Ségo se souvient de la pénibilité
Il était temps ! Dans son face-à-face avec Nicolas Sarkozy, la candidate de la défense des valeurs humaines en contrepoids aux valeurs boursières a enfin lâché le mot bien connu de millions de salariés : « Pénibilité ».
Oh non, pas la pénibilité de son interlocuteur mais, plus ennuyeux pour ce dernier, la pénibilité du travail. Même si le coureur du tour présidentiel n’a pas eu à changer de braquet au moment où Mère Courage lui lançait le gros mot "pénibilité" à la figure, le chantre du "travailler plus pour gagner plus" a tout de même transpiré quelques secondes.
Comment, en effet, travailler plus quand, déjà, on "n’en peut plus" ? Comment travailler au-delà de l’âge légal de la retraite quand on sait qu’au mieux, on en profitera quelques années avant de casser sa pipe, usé jusqu’à la moelle par la "valeur travail" ? Quand, de toutes façons, les salariés démolis deviennent des seniors au chômage à peine cinquante ans sonnés ?
La "pénibilité" ? Père Boulot-dodo n’a pas grad-chose à en dire. D’ailleurs, selon lui et parole de face-à-face "Présidentielle 2007", elle est déjà prise en compte. Ah bon ?!
Alors, si Royal s’emmêle joyeusement les pédales sur la part de l’énergie nucléaire dans la production de l’électricité française ou sur la possibilité de construire d’un coup de baguette magique une génération de centrales supérieure à celle de l’EPR finlandais, Sarkozy, de son côté, ferait bien de réviser ses tablettes sociales.
Certes, la négociation entre partenaires sociaux sur la prise en compte, la prévention et la réparation de la pénibilité au travail est en cours mais, depuis février 2005 alors que, craché juré par le Medef, elle allait démarrer en avril de l’année... 2004 ! Cette négociation est en effet inscrite dans l’article 12 de la loi sur les retraites de 2003. Mais comme la pénibilité peut attendre et conduire jusqu’au suicide sans émouvoir le Medef et son meilleur porte-parole politique, la fameuse négociation n’a en fait jamais réellement démarré. Voilà une des plus grosses couleuvres que les centrales syndicales ont eu à avaler ces dernières années. Pas plus tard qu’au mois d’avril 2007, ces dernières entonnaient à nouveau le cocorico syndical d’un énième redémarrage des négociations. Résultat : trois ans après les promesses patronales, les syndicalistes sont toujours priés de patienter.

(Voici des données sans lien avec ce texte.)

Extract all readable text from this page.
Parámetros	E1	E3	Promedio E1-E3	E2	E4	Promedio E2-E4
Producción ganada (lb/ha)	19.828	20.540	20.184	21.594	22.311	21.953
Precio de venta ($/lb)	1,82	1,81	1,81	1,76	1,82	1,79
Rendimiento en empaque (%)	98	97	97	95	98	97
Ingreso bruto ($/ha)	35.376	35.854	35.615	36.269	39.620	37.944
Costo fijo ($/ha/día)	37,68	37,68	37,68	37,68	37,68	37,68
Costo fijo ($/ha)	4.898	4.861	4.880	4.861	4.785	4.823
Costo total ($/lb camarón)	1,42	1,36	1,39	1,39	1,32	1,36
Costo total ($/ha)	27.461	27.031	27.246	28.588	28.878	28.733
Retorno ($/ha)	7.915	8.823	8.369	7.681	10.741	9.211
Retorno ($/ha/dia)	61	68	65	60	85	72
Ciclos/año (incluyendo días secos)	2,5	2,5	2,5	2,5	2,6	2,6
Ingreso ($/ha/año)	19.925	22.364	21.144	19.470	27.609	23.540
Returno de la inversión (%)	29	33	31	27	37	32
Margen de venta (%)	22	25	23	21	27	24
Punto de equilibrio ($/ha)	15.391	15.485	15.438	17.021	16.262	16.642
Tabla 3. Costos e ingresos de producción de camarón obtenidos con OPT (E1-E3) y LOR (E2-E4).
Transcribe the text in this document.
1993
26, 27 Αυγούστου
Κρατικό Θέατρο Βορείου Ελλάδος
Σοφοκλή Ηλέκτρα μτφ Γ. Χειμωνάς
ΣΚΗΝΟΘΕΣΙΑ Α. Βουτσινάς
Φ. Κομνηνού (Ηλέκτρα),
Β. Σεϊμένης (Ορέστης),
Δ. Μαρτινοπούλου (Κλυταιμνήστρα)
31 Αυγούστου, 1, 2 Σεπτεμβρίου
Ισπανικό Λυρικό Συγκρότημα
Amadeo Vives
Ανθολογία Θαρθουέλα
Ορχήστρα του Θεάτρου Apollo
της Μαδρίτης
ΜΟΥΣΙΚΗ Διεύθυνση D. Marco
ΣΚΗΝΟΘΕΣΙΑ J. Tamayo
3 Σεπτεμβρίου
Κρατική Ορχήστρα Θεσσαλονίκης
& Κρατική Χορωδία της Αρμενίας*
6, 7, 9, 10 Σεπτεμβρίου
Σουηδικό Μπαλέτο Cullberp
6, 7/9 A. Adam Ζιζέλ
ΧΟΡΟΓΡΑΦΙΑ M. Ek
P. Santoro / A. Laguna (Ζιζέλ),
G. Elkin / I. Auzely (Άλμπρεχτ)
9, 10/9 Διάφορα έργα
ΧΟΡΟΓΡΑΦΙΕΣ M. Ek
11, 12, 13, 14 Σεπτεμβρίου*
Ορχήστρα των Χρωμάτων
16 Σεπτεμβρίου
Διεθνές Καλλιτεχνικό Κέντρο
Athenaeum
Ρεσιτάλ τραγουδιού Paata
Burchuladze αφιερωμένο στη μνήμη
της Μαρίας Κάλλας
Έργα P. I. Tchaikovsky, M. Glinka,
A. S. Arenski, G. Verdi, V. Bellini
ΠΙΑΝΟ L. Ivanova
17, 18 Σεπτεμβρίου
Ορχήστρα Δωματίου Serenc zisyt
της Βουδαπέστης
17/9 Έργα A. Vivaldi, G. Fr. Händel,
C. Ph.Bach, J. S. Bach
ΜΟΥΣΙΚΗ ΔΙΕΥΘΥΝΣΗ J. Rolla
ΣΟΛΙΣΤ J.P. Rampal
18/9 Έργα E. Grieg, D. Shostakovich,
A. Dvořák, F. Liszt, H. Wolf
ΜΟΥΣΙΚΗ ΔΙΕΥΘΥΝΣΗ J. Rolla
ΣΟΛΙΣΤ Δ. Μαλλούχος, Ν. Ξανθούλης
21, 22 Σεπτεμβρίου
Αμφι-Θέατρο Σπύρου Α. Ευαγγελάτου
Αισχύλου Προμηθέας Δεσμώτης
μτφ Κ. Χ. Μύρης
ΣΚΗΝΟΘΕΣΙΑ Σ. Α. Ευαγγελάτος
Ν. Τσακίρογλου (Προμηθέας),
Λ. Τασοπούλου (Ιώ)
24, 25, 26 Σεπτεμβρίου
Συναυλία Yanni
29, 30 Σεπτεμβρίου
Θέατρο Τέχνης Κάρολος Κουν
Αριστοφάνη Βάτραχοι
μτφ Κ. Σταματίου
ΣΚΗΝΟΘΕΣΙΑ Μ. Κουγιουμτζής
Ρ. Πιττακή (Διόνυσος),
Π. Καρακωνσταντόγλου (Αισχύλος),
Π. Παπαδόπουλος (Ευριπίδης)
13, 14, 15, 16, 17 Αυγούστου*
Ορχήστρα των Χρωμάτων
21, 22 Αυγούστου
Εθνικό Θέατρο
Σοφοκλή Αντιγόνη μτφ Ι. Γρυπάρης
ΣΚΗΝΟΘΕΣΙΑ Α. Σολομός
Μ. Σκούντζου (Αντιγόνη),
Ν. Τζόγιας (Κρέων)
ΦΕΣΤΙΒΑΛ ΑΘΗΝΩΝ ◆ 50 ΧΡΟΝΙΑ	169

Les salariés en train de perdre leur vie à la gagner, idem. Selon l’enquête Sumer (Surveillance médicale des risques), qui porte sur 56 000 salariés interrogés par 1 800 médecins du travail entre 2002 et 2003, 27 % d’entre eux travaillent debout en permanence, 13 % se coltinent des charges lourdes, 18 % ont l’appareil auditif soumis quotidiennement à plus de 85 décibels, 37% inhalent des produits chimiques et, enfin, un sur dix est susceptible de contracter, opération chirurgicale et handiap à la clé, un trouble musculo- squelletique dû aux gestes répétitifs et à l’intensification du travail.
Alors, non, la pénibilité au travail, le gouvernement sortant n’a jamais rappelé à l’ordre son bras droit patronal pour qu’il se dépêche de la négocier. Pour qu’en prime, il commence à gager ses profits sur d’autres paramètres que la capacité d’usure des salariés. Ca, les patrons des pays émergents savent encore mieux faire et possèdent des légions de travailleurs à jeter.
Alors, oui, il reste quelques jours pour vraiment faire campagne en se rappelant au bon souvenir de ceux qui travaillent, se lèvent tôt et se couchent crevés.